Companies that measured the impact of shopper insight on their standard metrics showed positive ROI as compared to those that did not.
Nearly two-thirds (64%) of respondents to the survey did not perform any monitoring despite survey results showing that monitoring produces positive results. The positive ROI reported by 69% of the monitoring companies was higher than that of 28% who did not. Three key areas should be monitored by retailers to ensure better control of their insights investments.
1. Analytics Operations Health: The following is a typical flow of Analytics Operations.
Data Aggregation, Data Profiling, Data Ingestion, Data Processing in Analytics Core Engine -> Outputs
Outputs could be in the shape of
a. Information that is consumed by business users: ‘People who added product B to their carts but did not checkout.
b. A useful insight that is delivered to customer channels and on business applications. This could include product recommendations, which are delivered via the website.
The Mile of Drift After Covid.
1. The Internet is the First Place Consumers Go
The 3G rollout has influenced consumer behavior. With the pandemic, consumers are now using the internet to access products, services, and goods that they otherwise wouldn’t be able to buy in a physical shop.
Google services reported that 24% of US consumers went online to shop for goods and products they would not normally buy in-store. However, 87% said they would give it another try.
This indicates that most consumers are either already online, or are planning to do so.
If a retail company doesn’t have an online presence yet, it is a smart move to create one. A website or an app can help you create an online presence. This will allow consumers to purchase your product or view it in detail.
2. Omnichannel Experience
According to a study, 33.4% of traditional retailers are now selling their products online.
Many of these retailers have adopted the hybrid approach, where they create a seamless customer experience. The buyer will have the same experience whether they visit the store in person or online.
This is where you need to step up as Google recently conducted a study that found that people are increasingly using multiple devices at their homes. As a result, they spend 20% more time browsing websites and Apps.
3. Digital and Cloud Infrastructure
A company’s website is now the primary online store. There are more than 284,000,000 internet users in America alone.
It is possible for consumers to buy your product through an online store. If not, their chances of researching your product are higher.
People are constantly searching for information about where, when, and how to buy the goods they desire. Nearly 60% of US and Canadian shoppers search for “What’s available near me”.

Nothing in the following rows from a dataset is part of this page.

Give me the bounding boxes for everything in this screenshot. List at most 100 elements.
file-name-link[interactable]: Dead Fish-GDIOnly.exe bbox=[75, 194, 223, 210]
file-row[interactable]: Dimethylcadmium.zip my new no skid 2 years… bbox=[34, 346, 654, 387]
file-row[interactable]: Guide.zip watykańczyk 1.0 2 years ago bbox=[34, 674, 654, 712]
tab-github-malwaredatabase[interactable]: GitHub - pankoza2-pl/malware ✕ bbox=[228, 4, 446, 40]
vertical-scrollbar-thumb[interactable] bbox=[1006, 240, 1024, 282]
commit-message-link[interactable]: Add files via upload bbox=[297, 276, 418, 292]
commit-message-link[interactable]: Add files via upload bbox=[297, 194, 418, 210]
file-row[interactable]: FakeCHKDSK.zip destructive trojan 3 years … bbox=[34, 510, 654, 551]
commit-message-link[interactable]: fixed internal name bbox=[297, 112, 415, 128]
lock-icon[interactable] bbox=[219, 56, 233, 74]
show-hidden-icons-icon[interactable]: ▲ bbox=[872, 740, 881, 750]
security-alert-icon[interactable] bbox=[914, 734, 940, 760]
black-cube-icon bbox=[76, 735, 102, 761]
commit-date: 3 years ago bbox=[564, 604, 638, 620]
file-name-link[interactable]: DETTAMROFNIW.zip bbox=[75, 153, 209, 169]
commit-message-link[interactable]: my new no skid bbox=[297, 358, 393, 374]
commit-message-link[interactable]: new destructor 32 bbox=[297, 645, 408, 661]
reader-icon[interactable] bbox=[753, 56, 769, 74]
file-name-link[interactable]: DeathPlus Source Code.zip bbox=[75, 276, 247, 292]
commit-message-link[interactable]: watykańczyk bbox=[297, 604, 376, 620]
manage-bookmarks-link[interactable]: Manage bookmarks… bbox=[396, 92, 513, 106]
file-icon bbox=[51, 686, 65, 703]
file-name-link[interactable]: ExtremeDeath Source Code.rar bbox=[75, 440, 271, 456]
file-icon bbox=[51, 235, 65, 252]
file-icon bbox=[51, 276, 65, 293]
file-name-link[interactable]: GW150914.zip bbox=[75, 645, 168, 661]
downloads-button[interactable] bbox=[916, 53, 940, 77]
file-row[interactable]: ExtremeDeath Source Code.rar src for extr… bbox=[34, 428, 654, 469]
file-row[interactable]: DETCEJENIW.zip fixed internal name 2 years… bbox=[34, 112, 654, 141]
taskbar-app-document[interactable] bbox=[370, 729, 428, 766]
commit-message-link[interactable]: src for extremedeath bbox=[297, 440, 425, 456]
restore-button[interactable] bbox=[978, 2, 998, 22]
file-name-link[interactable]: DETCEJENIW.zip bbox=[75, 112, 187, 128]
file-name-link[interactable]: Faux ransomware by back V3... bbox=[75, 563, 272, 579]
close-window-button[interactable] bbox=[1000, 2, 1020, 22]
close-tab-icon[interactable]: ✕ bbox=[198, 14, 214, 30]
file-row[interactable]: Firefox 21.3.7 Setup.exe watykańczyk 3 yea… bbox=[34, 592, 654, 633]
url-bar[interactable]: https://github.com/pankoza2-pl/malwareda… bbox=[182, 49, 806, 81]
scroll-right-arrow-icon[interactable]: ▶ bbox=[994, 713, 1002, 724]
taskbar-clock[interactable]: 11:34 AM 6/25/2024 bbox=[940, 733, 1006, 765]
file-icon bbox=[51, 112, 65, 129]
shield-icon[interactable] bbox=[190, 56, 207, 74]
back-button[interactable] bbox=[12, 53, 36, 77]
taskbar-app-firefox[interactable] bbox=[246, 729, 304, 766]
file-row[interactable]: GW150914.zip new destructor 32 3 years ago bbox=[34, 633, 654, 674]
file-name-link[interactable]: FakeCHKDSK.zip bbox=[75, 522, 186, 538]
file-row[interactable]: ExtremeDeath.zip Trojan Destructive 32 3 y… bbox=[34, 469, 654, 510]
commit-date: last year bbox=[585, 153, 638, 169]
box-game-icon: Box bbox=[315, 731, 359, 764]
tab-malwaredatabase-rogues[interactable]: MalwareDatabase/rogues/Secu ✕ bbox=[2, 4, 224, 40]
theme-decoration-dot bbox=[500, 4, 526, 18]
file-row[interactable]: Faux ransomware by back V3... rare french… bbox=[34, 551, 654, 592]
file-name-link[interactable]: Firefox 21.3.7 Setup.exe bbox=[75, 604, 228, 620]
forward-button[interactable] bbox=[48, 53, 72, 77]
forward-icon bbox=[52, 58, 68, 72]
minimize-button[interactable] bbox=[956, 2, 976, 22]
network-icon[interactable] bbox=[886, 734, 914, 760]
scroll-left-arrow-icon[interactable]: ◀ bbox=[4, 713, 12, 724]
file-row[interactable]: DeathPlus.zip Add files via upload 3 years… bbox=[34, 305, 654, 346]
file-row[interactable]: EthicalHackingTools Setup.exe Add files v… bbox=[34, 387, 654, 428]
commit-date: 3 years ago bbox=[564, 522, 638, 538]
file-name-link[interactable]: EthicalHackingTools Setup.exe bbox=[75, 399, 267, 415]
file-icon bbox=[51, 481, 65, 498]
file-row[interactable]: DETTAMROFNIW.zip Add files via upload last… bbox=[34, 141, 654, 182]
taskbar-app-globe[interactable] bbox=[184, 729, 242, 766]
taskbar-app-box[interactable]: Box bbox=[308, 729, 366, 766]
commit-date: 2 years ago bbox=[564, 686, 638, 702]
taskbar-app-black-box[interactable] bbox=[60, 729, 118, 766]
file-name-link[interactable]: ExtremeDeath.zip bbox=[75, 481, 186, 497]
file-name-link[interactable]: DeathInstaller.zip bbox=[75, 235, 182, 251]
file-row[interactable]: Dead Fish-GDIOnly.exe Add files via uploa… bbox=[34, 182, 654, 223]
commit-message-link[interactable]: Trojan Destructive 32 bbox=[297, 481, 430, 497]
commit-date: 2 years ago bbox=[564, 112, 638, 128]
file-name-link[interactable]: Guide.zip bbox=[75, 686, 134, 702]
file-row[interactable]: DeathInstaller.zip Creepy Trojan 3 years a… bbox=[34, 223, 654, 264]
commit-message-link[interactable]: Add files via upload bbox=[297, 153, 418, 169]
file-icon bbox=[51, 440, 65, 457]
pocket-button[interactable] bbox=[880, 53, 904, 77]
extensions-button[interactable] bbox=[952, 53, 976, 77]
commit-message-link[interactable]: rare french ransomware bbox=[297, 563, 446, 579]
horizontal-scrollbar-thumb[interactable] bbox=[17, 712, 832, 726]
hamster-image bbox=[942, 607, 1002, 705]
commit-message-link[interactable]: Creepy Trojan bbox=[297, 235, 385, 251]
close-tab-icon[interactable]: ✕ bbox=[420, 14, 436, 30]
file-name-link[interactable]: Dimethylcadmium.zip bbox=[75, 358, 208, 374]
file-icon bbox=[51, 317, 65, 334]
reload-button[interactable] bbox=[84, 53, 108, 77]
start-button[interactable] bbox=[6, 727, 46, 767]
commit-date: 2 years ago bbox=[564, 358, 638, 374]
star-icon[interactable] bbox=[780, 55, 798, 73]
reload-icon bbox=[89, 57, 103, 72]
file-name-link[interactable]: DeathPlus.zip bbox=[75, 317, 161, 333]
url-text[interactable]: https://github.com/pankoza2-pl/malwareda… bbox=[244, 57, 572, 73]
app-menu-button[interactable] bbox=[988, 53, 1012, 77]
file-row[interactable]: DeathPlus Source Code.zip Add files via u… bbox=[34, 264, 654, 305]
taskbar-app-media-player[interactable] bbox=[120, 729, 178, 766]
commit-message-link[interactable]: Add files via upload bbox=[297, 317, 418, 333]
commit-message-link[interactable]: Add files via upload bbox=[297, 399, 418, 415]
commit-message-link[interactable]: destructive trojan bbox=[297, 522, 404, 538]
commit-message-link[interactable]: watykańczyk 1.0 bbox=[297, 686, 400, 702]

4. Changes in Employee Roles
In order to make the internet a viable option for consumers, companies often invest internally in new software and applications.
However, new software presents new challenges. It can be difficult to train your employees in new software and processes.
A Way Ahead
COVID has yet to reveal its true impact. There is still much to learn. Numerous companies have been forced to close their doors and gone bankrupt. However, there were some that survived and a few that prospered.
The industry is constantly changing, and it’s not easy to adapt. One thing is certain: being digitally ready is the key to sustainable
Digital transformation is the key to success in retail. This change must be embraced by businesses, which should adopt the most recent digital trends to meet the challenges of the 21st century.